Newberry delves exuberantly into the topic of birdwatching gear: binoculars and scopes, of course, as well as the less often discussed but no less important topic of monopods. He touches on camouflage. I had never considered that the laundry detergent brighteners can turn even muted outfits into the equivalent of "red alerts" for some birds.
About "trip of a lifetime" birdwatching, where birders embark on expensive expeditions to distant places in the hope of spotting exotic birds, he offers a number of thoughts. Simple as it might seem, in fact such pilgrimages are fraught with opportunities to "trip" up. Here are observations about frames of mind and about the nuts and bolts of succeeding as much as possible on such journeys.
Because we live near one of the least populous areas of the US mainland, it is too easy to cross inadvertently onto private lands. Sometimes markings are clear; sometimes they are really not, a situation complicated by maps with mistakes about back country roads. Newberry takes on the topic of trespassing. Without quite offering a script for going to property owners to ask permission to bird, he suggests courtesies birders might want to observe to make their presence at least tolerated and perhaps welcome.
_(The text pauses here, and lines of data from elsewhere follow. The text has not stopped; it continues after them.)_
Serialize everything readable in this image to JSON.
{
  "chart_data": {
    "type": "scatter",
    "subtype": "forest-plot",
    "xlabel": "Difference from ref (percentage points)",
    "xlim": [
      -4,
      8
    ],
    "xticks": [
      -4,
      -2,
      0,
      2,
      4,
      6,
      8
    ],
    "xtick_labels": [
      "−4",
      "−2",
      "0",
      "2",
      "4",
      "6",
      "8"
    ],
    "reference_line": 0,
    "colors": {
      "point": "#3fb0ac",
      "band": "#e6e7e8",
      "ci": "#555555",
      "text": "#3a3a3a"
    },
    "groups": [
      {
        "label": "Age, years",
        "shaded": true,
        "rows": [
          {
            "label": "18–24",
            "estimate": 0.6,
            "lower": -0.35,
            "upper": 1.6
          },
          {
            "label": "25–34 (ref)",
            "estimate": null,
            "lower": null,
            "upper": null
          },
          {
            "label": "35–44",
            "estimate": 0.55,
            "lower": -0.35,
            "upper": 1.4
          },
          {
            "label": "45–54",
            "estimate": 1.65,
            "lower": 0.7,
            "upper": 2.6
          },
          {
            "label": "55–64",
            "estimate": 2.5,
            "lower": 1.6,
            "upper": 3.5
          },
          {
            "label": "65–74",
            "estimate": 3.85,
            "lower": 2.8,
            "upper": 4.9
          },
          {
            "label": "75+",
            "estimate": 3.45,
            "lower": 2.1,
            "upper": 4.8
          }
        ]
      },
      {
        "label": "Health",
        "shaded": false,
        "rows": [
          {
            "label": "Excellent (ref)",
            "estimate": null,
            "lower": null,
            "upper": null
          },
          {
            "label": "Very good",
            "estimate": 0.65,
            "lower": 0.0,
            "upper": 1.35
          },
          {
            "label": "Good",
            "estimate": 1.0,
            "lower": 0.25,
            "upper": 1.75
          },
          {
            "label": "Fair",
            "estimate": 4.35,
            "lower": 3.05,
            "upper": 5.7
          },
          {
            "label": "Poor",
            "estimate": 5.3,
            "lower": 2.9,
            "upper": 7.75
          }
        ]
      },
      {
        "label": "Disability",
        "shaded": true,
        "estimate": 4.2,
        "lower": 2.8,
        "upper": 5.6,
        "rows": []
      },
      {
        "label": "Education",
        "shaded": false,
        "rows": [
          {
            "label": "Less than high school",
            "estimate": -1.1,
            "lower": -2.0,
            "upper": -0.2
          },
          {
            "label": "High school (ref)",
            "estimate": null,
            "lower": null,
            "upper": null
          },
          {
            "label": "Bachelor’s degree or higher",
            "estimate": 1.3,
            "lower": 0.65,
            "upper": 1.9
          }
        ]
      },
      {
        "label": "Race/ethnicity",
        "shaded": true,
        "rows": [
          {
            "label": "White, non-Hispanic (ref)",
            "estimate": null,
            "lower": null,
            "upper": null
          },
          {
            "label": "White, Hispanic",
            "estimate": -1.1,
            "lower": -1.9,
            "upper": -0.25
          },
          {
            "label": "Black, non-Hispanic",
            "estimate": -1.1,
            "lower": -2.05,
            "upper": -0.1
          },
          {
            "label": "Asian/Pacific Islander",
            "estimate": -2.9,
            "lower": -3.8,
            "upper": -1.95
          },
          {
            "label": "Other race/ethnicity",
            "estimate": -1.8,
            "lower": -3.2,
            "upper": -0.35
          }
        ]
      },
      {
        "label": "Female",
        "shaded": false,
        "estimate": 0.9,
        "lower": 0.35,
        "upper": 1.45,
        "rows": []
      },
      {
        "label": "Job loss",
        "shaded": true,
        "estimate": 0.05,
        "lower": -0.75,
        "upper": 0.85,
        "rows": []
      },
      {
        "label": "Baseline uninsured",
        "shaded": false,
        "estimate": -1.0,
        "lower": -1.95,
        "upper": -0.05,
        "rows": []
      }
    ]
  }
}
I fall firmly into the category of "beginner" at birding and count myself very lucky to have come across a book so early on that deals specific tips and also the métier that lead to satisfying birding. And yet I would have no qualms whatsoever about gifting the book to longtime birders, who I suspect would find themselves nodding in agreement or occasionally snorting at a point of view elegantly expressed, but to which they would take exception. I will be giving copies of the book to friends who are mystified or even derisive about my new interest. Here's the brief, humorously and beautifully illustrated, too.
That bit about my being a beginner? His notes about spotting a bird a beginner like me deems unusual would have saved me a bit of embarrassment a few weeks ago. I'll say no more ;)
Our shelves are already running over with guides to birds and to locations. What we lacked was a guide to birding itself. This captivating and even enchanting book fills that need.